8 Monate ist schon eine lange Zeit, vielleicht bist du einfach gerade ein bisschen reisemüde. Es gibt hier auch einen Thread wo dieses Thema schon behandelt wurde: http://weltreise-info.de/forum/index.php?topic=3456.0

So gesehen ist es vielleicht mal eine Möglichkeit, irgendwo "Urlaub" vom "Urlaub" zu machen und länger an einem Ort zu bleiben, wo du mal runterkommen und alles Erlebte verdauen, vielleicht auch wieder neue Kraft und Lust zum Weiterreisen tanken kannst. Wenn du die Zeit hast - ich würd es so machen.

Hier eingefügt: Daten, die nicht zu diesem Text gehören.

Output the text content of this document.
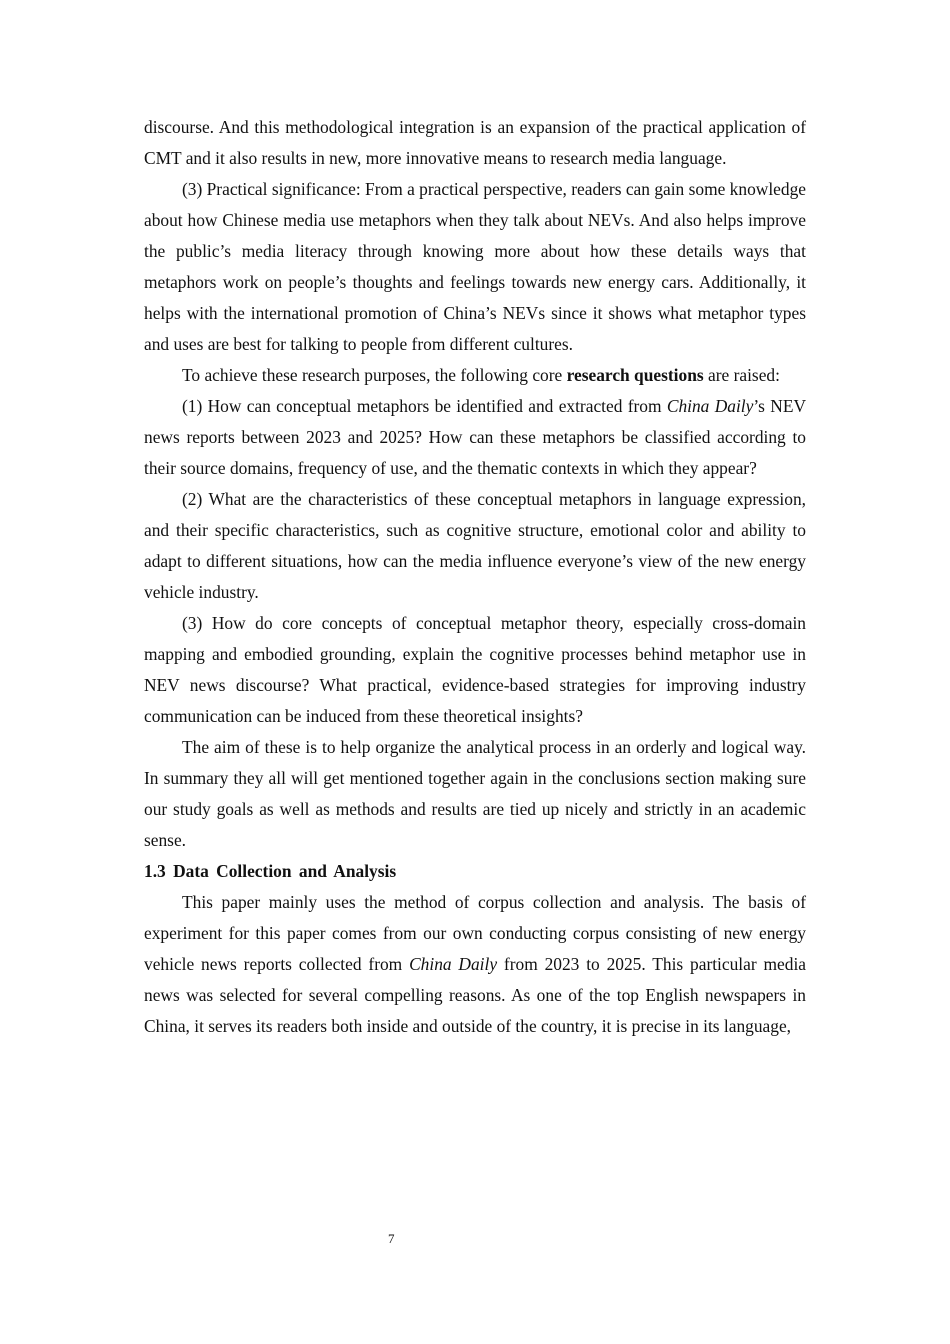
discourse. And this methodological integration is an expansion of the practical application of CMT and it also results in new, more innovative means to research media language.

(3) Practical significance: From a practical perspective, readers can gain some knowledge about how Chinese media use metaphors when they talk about NEVs. And also helps improve the public’s media literacy through knowing more about how these details ways that metaphors work on people’s thoughts and feelings towards new energy cars. Additionally, it helps with the international promotion of China’s NEVs since it shows what metaphor types and uses are best for talking to people from different cultures.

To achieve these research purposes, the following core research questions are raised:

(1) How can conceptual metaphors be identified and extracted from China Daily’s NEV news reports between 2023 and 2025? How can these metaphors be classified according to their source domains, frequency of use, and the thematic contexts in which they appear?

(2) What are the characteristics of these conceptual metaphors in language expression, and their specific characteristics, such as cognitive structure, emotional color and ability to adapt to different situations, how can the media influence everyone’s view of the new energy vehicle industry.

(3) How do core concepts of conceptual metaphor theory, especially cross-domain mapping and embodied grounding, explain the cognitive processes behind metaphor use in NEV news discourse? What practical, evidence-based strategies for improving industry communication can be induced from these theoretical insights?

The aim of these is to help organize the analytical process in an orderly and logical way. In summary they all will get mentioned together again in the conclusions section making sure our study goals as well as methods and results are tied up nicely and strictly in an academic sense.

1.3 Data Collection and Analysis

This paper mainly uses the method of corpus collection and analysis. The basis of experiment for this paper comes from our own conducting corpus consisting of new energy vehicle news reports collected from China Daily from 2023 to 2025. This particular media news was selected for several compelling reasons. As one of the top English newspapers in China, it serves its readers both inside and outside of the country, it is precise in its language,

7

Der Alltag hat dich früh genug und wohl für den Rest deines Lebens eh viel zu früh wieder - genieße es.

So eine lange Reise hebt dich aus deinem Alltag, sei es jetzt Schule oder auch schon Job, komplett heraus und verändert Prioritäten oder macht dich zumindest darauf aufmerksam, was für dich eigentlich wirklich wichtig ist.

Ich kenn das von mir auch. Man merkt, was man wirklich will. Ergo kannst du deine Kraft und deine Anstrengungen fokussieren, um genau das anzutreiben, wenn du dann wieder daheim bist (zB das Thema Liebe). Und damit hast du vielen Leuten einiges voraus. Es gibt genug Menschen, die den Wald vor lauter Bäumen nicht sehen und ziellos herumirren oder wie wild was ändern wollen, den Anfang aber nicht finden.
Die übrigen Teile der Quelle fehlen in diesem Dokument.